Researchers have long argued that traditional neural networks — the leading approach to AI — are more consistent with “System 1” cognition. This corresponds to answering questions directly or intuitively (e.g. in automatic facial recognition). On the opposite hand, human intelligence can be based on “System 2” cognition. This involves internal reflection and enables effective types of considering (e.g. when solving a math problem or planning something intimately). It allows us to mix pieces of data in a coherent but novel way.
OpenAI's progress, which has not yet been fully released to the general public, is predicated on a type of AI that has been considered internally with their o1 large language model (LLM).
Better reasoning would address two major weaknesses of current AI: lack of coherence of answers and the flexibility to plan and achieve long-term goals. The former is significant for scientific purposes and the latter is crucial for creating autonomous agents. Both could enable vital applications.

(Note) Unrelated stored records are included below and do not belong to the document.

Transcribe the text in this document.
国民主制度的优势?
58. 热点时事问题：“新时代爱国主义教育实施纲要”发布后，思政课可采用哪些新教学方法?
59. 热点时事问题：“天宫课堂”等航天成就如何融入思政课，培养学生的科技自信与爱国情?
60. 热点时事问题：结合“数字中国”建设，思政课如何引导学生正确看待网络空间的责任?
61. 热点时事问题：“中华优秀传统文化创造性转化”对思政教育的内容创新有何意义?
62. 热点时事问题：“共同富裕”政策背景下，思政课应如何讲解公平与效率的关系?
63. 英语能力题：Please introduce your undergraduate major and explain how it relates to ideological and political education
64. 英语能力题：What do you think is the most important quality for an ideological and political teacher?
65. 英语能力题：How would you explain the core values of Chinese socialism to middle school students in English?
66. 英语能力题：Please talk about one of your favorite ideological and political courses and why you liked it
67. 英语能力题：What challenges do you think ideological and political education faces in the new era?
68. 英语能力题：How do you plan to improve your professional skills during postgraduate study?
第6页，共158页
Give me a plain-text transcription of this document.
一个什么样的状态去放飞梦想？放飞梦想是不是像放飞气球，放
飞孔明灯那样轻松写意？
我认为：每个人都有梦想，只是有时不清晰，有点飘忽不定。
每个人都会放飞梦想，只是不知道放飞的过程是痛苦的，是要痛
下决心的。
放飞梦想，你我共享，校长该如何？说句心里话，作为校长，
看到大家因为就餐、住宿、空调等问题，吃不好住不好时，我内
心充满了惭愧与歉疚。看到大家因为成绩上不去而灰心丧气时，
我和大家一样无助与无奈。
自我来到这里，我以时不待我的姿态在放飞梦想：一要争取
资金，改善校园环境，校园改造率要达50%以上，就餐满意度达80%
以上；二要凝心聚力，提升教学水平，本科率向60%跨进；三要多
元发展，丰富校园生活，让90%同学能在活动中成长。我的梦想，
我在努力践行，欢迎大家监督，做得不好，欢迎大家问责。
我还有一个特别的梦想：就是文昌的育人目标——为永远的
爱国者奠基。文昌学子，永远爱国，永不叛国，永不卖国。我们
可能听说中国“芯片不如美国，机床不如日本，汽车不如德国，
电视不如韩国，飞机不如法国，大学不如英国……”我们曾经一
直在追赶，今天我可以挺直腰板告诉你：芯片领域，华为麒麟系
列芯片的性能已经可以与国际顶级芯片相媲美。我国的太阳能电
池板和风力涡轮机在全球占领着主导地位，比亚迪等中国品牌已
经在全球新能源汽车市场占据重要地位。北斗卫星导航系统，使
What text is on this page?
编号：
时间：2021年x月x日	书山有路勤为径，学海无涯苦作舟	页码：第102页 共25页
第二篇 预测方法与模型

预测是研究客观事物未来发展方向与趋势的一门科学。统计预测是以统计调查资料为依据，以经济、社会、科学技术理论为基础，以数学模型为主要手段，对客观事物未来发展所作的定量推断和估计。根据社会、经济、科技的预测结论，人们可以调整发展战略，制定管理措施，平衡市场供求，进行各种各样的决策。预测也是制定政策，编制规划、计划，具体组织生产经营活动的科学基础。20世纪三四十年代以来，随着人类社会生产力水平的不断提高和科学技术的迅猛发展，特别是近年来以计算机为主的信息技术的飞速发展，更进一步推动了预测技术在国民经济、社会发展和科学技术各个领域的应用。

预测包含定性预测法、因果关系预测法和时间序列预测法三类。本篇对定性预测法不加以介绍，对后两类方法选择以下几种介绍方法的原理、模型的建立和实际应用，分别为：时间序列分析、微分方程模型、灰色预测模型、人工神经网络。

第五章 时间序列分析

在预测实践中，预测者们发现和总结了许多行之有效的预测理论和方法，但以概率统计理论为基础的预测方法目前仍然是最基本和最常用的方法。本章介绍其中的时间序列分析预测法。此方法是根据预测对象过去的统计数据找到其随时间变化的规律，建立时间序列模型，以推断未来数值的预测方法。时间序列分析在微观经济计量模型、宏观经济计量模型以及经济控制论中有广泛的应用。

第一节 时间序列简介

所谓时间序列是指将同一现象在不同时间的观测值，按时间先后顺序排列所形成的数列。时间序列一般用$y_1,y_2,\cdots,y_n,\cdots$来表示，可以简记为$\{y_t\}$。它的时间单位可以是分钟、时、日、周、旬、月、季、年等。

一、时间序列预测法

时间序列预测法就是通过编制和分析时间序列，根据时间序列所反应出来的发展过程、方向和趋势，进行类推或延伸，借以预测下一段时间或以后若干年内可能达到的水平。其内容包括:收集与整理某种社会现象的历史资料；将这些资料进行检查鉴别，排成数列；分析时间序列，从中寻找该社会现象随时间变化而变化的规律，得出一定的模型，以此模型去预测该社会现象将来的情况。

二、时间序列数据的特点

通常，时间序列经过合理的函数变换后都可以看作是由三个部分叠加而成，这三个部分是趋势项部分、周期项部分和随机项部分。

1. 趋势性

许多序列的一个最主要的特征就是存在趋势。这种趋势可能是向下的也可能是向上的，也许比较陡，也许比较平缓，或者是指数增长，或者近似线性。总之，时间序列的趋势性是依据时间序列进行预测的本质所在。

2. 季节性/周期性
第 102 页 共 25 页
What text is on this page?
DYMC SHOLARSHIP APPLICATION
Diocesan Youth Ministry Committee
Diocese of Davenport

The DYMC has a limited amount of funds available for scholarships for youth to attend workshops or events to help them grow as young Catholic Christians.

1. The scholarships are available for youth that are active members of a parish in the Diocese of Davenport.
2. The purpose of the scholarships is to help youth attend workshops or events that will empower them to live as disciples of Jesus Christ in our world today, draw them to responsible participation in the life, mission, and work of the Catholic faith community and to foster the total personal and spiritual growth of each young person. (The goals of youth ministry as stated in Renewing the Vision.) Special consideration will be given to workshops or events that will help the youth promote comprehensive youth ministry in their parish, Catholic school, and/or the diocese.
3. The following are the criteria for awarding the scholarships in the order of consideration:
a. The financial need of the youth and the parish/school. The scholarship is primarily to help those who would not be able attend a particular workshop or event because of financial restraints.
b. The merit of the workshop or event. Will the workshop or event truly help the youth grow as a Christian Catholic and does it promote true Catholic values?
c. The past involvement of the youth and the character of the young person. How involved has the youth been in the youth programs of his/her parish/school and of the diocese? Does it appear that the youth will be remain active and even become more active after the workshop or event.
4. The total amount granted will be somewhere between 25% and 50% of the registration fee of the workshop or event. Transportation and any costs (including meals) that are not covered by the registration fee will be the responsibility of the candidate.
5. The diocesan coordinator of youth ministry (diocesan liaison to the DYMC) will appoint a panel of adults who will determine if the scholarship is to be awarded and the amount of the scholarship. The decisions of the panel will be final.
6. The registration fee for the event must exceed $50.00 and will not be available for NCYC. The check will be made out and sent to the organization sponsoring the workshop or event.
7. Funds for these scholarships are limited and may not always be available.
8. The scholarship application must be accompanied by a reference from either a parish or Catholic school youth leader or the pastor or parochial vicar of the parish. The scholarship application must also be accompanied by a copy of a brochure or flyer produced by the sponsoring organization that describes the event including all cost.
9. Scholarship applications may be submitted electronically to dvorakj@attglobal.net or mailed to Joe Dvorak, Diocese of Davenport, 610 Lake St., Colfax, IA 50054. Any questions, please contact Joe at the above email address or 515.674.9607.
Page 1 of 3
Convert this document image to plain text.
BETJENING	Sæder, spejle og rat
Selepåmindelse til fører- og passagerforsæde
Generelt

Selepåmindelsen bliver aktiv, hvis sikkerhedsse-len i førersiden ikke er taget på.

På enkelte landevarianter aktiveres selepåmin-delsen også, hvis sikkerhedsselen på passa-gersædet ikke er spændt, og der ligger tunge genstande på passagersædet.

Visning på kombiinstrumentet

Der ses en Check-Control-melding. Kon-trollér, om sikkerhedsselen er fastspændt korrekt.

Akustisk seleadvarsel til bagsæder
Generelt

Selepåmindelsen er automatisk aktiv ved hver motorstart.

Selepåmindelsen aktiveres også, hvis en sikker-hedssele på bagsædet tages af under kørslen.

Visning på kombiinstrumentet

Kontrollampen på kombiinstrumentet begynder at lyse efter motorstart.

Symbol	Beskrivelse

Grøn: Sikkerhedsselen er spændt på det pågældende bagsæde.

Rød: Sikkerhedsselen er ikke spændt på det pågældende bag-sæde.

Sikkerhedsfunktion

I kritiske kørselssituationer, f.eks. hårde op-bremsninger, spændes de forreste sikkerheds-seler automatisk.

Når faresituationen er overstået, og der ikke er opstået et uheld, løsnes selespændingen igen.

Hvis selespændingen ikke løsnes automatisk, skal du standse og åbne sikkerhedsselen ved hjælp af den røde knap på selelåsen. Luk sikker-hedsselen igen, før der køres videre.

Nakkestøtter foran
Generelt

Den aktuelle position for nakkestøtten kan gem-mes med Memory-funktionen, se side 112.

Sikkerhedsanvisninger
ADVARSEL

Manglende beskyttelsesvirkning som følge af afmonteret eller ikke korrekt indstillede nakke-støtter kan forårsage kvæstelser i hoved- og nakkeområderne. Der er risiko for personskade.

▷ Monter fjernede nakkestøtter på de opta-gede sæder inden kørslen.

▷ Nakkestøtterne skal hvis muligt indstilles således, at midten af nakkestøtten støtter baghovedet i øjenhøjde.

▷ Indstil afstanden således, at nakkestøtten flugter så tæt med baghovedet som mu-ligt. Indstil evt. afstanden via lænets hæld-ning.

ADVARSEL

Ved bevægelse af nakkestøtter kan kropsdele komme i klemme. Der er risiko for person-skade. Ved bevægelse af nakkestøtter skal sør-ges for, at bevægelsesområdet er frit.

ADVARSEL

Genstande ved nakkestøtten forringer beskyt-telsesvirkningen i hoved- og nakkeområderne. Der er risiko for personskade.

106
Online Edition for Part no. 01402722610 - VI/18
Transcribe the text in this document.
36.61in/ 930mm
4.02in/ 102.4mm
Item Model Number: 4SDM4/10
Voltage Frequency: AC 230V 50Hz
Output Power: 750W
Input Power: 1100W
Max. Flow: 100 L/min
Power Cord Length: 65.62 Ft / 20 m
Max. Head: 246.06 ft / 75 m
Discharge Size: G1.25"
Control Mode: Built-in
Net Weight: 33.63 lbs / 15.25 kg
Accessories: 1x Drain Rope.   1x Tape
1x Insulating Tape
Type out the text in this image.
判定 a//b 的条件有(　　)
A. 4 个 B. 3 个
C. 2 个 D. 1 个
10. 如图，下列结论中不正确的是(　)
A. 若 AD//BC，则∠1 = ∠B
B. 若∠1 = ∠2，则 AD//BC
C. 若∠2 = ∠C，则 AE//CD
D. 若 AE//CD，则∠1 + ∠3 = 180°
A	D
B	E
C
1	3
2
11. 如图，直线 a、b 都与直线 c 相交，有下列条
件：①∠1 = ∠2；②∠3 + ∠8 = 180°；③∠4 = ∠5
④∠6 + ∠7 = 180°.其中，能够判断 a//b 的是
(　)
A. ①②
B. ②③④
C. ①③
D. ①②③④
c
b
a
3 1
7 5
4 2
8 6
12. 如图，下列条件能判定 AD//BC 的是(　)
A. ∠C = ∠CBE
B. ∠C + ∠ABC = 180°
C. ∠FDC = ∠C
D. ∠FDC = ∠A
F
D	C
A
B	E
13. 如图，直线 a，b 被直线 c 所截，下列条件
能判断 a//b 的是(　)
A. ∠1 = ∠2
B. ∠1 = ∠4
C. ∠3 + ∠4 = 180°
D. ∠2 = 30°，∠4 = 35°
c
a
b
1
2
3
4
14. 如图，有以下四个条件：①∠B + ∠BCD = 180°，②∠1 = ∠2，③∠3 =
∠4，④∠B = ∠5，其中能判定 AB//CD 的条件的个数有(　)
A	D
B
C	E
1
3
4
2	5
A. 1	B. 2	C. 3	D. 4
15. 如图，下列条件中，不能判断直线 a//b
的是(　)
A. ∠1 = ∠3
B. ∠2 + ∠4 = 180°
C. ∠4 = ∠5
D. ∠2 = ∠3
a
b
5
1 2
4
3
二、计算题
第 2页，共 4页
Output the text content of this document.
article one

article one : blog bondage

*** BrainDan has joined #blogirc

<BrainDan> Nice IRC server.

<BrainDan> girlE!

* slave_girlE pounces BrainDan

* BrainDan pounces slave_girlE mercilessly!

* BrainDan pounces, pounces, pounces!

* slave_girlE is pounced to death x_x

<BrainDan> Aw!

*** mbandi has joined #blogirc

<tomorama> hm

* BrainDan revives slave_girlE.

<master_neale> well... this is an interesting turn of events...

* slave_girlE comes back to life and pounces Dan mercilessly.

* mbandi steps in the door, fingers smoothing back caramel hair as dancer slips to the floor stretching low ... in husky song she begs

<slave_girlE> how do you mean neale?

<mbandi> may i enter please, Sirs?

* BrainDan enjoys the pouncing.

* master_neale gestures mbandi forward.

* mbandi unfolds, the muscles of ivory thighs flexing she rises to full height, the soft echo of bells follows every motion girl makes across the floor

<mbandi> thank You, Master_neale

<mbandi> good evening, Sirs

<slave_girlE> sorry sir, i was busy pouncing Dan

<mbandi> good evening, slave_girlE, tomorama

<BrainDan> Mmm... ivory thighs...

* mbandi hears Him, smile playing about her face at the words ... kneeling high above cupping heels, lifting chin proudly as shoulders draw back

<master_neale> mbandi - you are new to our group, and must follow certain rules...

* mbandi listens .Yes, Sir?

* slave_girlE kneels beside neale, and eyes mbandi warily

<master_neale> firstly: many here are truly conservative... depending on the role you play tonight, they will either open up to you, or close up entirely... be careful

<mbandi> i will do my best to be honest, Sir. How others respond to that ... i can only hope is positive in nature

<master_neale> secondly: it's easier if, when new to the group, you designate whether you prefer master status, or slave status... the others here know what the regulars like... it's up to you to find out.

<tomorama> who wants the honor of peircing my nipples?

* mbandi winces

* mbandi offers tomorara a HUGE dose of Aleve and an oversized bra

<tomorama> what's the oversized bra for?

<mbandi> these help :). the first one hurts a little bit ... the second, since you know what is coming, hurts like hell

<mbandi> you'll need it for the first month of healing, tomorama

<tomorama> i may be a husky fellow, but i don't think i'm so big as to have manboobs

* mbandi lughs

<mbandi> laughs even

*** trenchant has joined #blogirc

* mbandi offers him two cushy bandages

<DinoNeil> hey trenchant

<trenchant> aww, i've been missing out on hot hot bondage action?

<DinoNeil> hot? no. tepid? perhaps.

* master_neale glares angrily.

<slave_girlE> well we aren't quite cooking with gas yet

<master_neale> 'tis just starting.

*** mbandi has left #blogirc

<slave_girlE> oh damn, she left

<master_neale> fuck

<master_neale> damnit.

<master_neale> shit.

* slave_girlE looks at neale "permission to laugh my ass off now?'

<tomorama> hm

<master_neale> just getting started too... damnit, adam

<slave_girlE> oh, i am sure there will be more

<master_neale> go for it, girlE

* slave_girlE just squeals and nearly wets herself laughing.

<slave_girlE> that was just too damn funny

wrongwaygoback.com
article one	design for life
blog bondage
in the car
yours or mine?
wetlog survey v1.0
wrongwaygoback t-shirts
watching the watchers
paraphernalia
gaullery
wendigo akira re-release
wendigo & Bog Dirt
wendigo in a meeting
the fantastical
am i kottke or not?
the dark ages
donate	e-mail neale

The principles of thought were at the center of AI research within the twentieth century. An early example of success was DeepMind's AlphaGo, the primary computer system to beat human champions in the traditional Asian game of Go in 2015, and more recently AlphaProof, which works on mathematical topics. Neural networks learn to predict the advantages of an motion. Such “intuitions” are then used for planning by efficiently looking for possible sequences of actions.
However, AlphaGo and AlphaProof require very specific knowledge (in regards to the game of Go or certain mathematical areas). It stays unclear how the extensive knowledge of contemporary LLMs may be combined with strong argumentation and planning skills.
There has been some progress. LLM students already find higher answers to complex questions once they are asked to create a series of thought that results in their answer.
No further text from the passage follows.